Dynamic graph analysis and modeling
Data confidentiality policies at major social network providers have severely limited researchers’ access to large-scale datasets. The biggest impact has been on the study of network dynamics, where researchers have studied citation graphs and content-sharing networks, but few have analyzed detailed dynamics in the massive social networks that dominate the web today. We study the growth and evolution in large social graph, e.g. Renren. By understanding the dynamics in this network, we try to identify the key dynamic features and then model the dynamic graphs.

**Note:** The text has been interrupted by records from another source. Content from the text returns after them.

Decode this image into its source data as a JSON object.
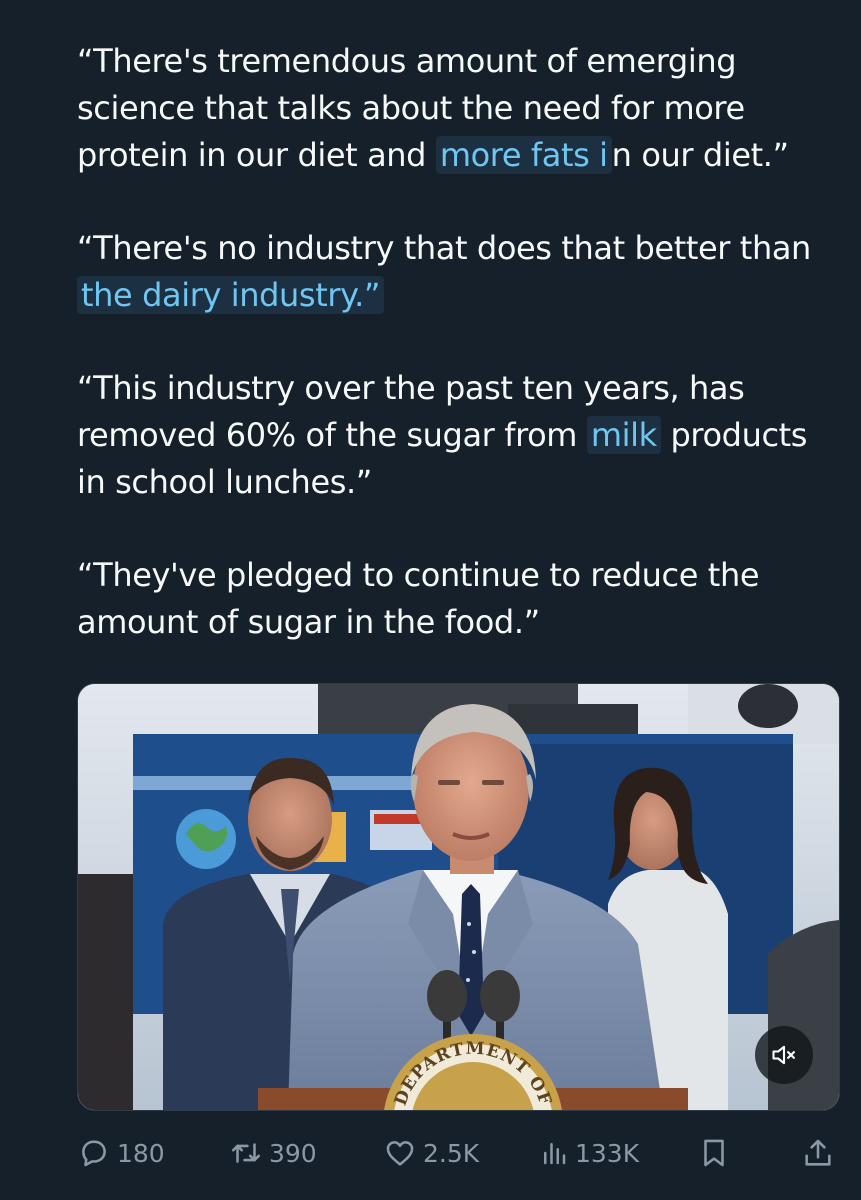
{
  "post": {
    "paragraphs": [
      {
        "parts": [
          {
            "text": "“There's tremendous amount of emerging science that talks about the need for more protein in our diet and ",
            "highlight": false
          },
          {
            "text": "more fats i",
            "highlight": true
          },
          {
            "text": "n our diet.”",
            "highlight": false
          }
        ]
      },
      {
        "parts": [
          {
            "text": "“There's no industry that does that better than ",
            "highlight": false
          },
          {
            "text": "the dairy industry.”",
            "highlight": true
          }
        ]
      },
      {
        "parts": [
          {
            "text": "“This industry over the past ten years, has removed 60% of the sugar from ",
            "highlight": false
          },
          {
            "text": "milk",
            "highlight": true
          },
          {
            "text": " products in school lunches.”",
            "highlight": false
          }
        ]
      },
      {
        "parts": [
          {
            "text": "“They've pledged to continue to reduce the amount of sugar in the food.”",
            "highlight": false
          }
        ]
      }
    ]
  },
  "media": {
    "type": "video",
    "podium_seal_text": "DEPARTMENT OF",
    "mute_icon": "speaker-muted-icon"
  },
  "actions": {
    "reply_count": "180",
    "repost_count": "390",
    "like_count": "2.5K",
    "view_count": "133K"
  },
  "colors": {
    "background": "#15202b",
    "text": "#f7f9f9",
    "highlight_text": "#6ec6f1",
    "highlight_bg": "#1d3042",
    "secondary": "#8b98a5"
  }
}
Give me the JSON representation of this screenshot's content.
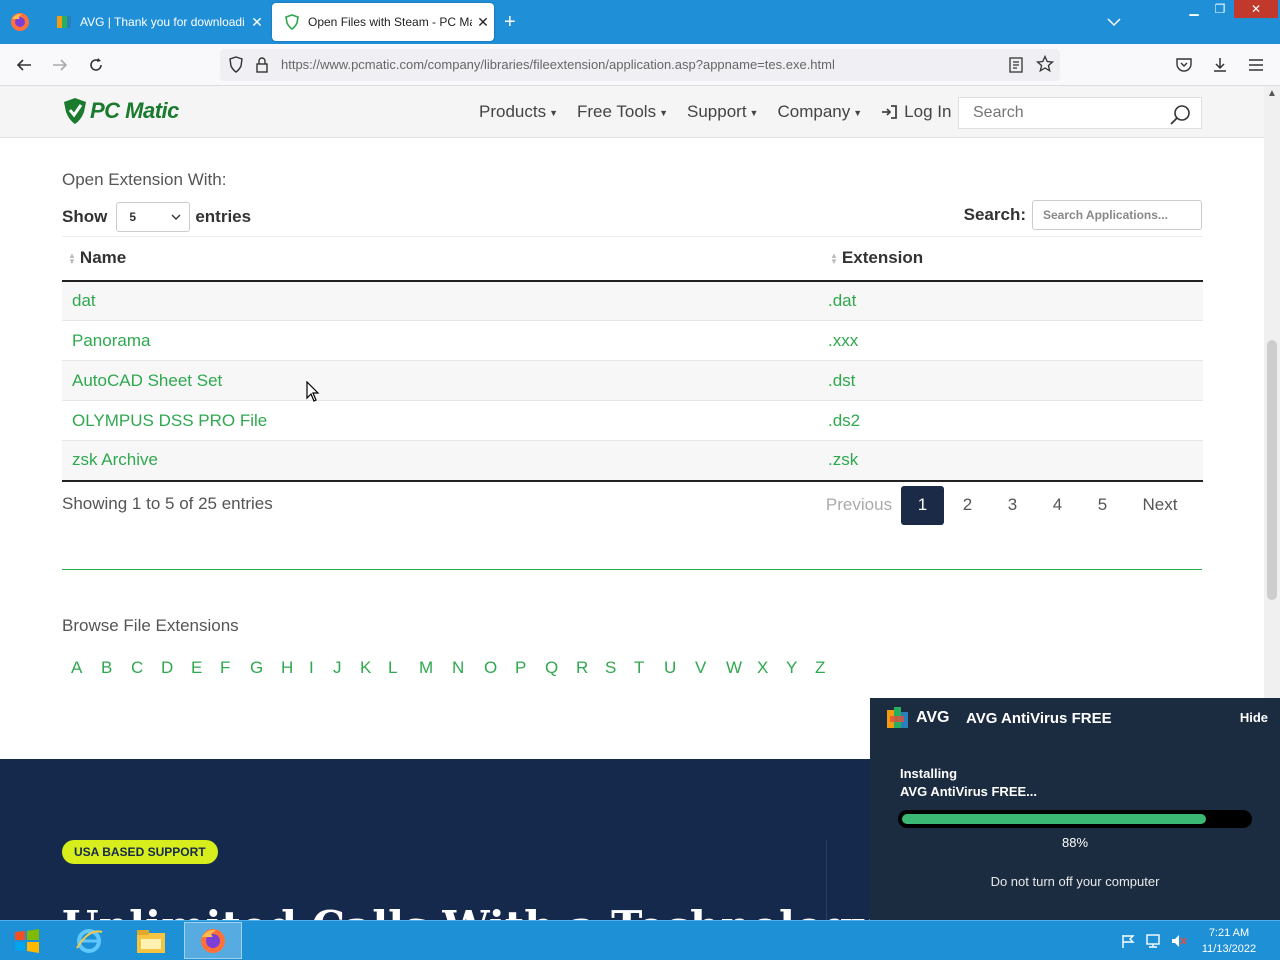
{
  "browser": {
    "tabs": [
      {
        "title": "AVG | Thank you for downloadi",
        "active": false
      },
      {
        "title": "Open Files with Steam - PC Ma",
        "active": true
      }
    ],
    "url": "https://www.pcmatic.com/company/libraries/fileextension/application.asp?appname=tes.exe.html"
  },
  "site": {
    "logo": "PC Matic",
    "nav": [
      {
        "label": "Products"
      },
      {
        "label": "Free Tools"
      },
      {
        "label": "Support"
      },
      {
        "label": "Company"
      }
    ],
    "login": "Log In",
    "search_placeholder": "Search"
  },
  "main": {
    "section_title": "Open Extension With:",
    "show_label": "Show",
    "entries_label": "entries",
    "page_size": "5",
    "search_label": "Search:",
    "search_placeholder": "Search Applications...",
    "columns": [
      "Name",
      "Extension"
    ],
    "rows": [
      {
        "name": "dat",
        "ext": ".dat"
      },
      {
        "name": "Panorama",
        "ext": ".xxx"
      },
      {
        "name": "AutoCAD Sheet Set",
        "ext": ".dst"
      },
      {
        "name": "OLYMPUS DSS PRO File",
        "ext": ".ds2"
      },
      {
        "name": "zsk Archive",
        "ext": ".zsk"
      }
    ],
    "info": "Showing 1 to 5 of 25 entries",
    "pagination": {
      "previous": "Previous",
      "pages": [
        "1",
        "2",
        "3",
        "4",
        "5"
      ],
      "current": "1",
      "next": "Next"
    },
    "browse_title": "Browse File Extensions",
    "letters": [
      "A",
      "B",
      "C",
      "D",
      "E",
      "F",
      "G",
      "H",
      "I",
      "J",
      "K",
      "L",
      "M",
      "N",
      "O",
      "P",
      "Q",
      "R",
      "S",
      "T",
      "U",
      "V",
      "W",
      "X",
      "Y",
      "Z"
    ]
  },
  "footer": {
    "badge": "USA BASED SUPPORT",
    "headline": "Unlimited Calls With a Technology"
  },
  "avg_popup": {
    "brand": "AVG",
    "title": "AVG AntiVirus FREE",
    "hide": "Hide",
    "status_line1": "Installing",
    "status_line2": "AVG AntiVirus FREE...",
    "progress": 0.88,
    "progress_label": "88%",
    "note": "Do not turn off your computer"
  },
  "taskbar": {
    "time": "7:21 AM",
    "date": "11/13/2022"
  },
  "colors": {
    "tab_bar": "#1f8fd8",
    "link_green": "#2fa84f",
    "pager_active": "#1b2a47",
    "footer_band": "#15294d",
    "badge": "#d7ee1c",
    "avg_bg": "#1b2b40",
    "avg_progress": "#3bb874",
    "taskbar": "#1e90d6"
  }
}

Crowdturfing measurement and analysis
Popular Internet services in recent years have shown that remarkable things can be achieved by harnessing the power of the masses using crowd-sourcing systems. However, crowd-sourcing systems can also pose a real challenge to existing security mechanisms deployed to protect Internet services. We crawled the two largest crowdturfing websites, zhubajie and sandaha . We measure the work flow and revenue flow in the two crowdturfing systems. With all the tasks history and related social network data, we analyzed information cascade on OSNs performed by crowdtrufing systems. By implementing end-to-end experiment, we measured the effectiveness of crowdturfing systems.We published our measurement work in WWW 2012
Pygmalion: Differential privacy on graphs
Continuing success of research on social and computer networks requires open access to realistic measurement datasets. While these datasets can be shared, generally in the form of social or Internet graphs, doing so often risks exposing sensitive user data to the public. Unfortunately, current techniques to improve privacy on graphs only target speciﬁc attacks, and have been proven to be vulnerable against powerful de-anonymization attacks. We develop a differentially private graph model, Pygmalion. This model extracts a graph's detailed structure into degree correlation statistics, introduces noise into the resulting dataset and generates a synthetic graph. This model can make tradeoff between strength of privacy protection and maintaining structural similarity to the original graph by tuning the noise added into the graph structure statistics. We published one paper in IMC 2011.
Rigel: Massive social graph embedding
Analysis of large networks is a critical component
of many of today’s application environments. The arrival of massive network graphs
with hundreds of millions of nodes presents
a unique challenge to graph analysis applications. Most of these
applications rely on computing distances between node pairs,
which for large graphs can take minutes to compute using
traditional algorithms such as breadth-ﬁrst-search (BFS). In this project, we explore the design space
of graph coordinate systems, a new approach that accurately
approximates node distances in constant time by embedding
graphs into coordinate spaces. We show that a hyperbolic
embedding produces relatively low distortion error, and propose
Rigel, a hyperbolic graph coordinate system. Rigel produces
signiﬁcantly more accurate results than prior systems, and is
naturally parallelizable across compute clusters, allowing it to
provide accurate results for graphs up to 43 million nodes. And Rigel’s
functionality can be easily extended to locate shortest paths between node
pairs. This system has been used by Renren, Zynga, Google.